Software & Data Management

Control and data acquisition are managed via Jianhu’s proprietary TestMaster™ v4.2 software, installed on an embedded industrial PC running Windows IoT Enterprise. The interface supports ISO/IEC 17025-compliant audit trails, user role-based access (admin/operator/viewer), and encrypted local storage of all test logs—including timestamped temperature profiles, pump pressure curves, and door-open event records. Raw data exports to CSV, XML, or PDF formats; optional OPC UA server enables seamless integration into MES platforms (e.g., Siemens Opcenter, Rockwell FactoryTalk). Software-defined test sequences allow multi-step shock profiles with conditional branching (e.g., “if ΔT > 80 °C within 15 s, initiate 30-min soak”), supporting both pre-validated standard methods and customer-specific qualification protocols. All firmware updates undergo version-controlled release testing and include rollback capability.

Applications

This chamber serves critical validation roles across sectors where dimensional scale and thermal transience jointly govern failure modes. In electric vehicle development, it subjects full-format traction battery enclosures to simulated flood immersion followed by rapid heating—replicating post-crash thermal runaway initiation pathways. Aerospace suppliers use it to verify sealant adhesion and composite matrix integrity in wing leading-edge assemblies subjected to de-icing fluid shock. Renewable energy manufacturers validate offshore wind turbine pitch-control housings against North Sea winter conditions. Industrial automation firms qualify large-format servo drives for semiconductor fab tooling applications requiring IP67-rated thermal resilience. Academic research groups employ it in materials science studies of interfacial fracture mechanics under cyclic cryo-thermal loading, with documented use at Tsinghua University and Harbin Institute of Technology.

FAQ

What is the maximum specimen weight supported without compromising thermal uniformity?

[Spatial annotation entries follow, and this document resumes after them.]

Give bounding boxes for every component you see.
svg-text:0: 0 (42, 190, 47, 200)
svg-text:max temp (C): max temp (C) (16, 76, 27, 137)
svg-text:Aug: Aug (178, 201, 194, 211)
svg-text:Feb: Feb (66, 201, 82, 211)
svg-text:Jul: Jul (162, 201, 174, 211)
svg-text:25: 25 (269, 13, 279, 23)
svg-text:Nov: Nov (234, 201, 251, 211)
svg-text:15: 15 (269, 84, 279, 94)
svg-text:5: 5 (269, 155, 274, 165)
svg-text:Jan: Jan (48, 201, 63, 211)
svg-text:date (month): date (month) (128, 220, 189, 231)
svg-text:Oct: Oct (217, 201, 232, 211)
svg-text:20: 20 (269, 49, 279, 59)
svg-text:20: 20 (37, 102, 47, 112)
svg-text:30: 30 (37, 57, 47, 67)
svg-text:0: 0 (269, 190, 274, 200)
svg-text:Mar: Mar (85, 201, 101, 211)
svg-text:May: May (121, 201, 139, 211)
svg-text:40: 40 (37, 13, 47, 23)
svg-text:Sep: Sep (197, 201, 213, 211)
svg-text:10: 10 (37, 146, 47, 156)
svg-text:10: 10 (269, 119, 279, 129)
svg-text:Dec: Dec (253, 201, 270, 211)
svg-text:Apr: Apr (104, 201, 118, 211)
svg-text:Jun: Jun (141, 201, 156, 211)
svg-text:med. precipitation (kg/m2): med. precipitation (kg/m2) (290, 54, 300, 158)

Standard configurations maintain ±2 °C uniformity across the working volume for loads up to 300 kg. Custom reinforcement packages are available for 500 kg capacity.

Can the system be integrated into an existing factory automation network?

Yes—OPC UA, Modbus TCP, and Ethernet/IP communication protocols are supported out-of-the-box; hardware I/O terminals enable direct PLC interfacing.

Is calibration documentation provided with shipment?

Each unit ships with a factory calibration certificate covering temperature sensors, pressure transducers, and timer accuracy, traceable to CNAS-accredited laboratories.

Does the chamber meet any international safety standards?

Components comply with IEC 61000-6-2 (EMC immunity) and IEC 61000-6-4 (EMC emissions); full-system safety evaluation follows GB/T 5226.1 (equivalent to EN 60204-1).

What maintenance intervals are recommended for long-term reliability?

Compressor oil and refrigerant filter replacement every 18 months; annual verification of sensor drift and door gasket compression set; biannual inspection of hydraulic line integrity.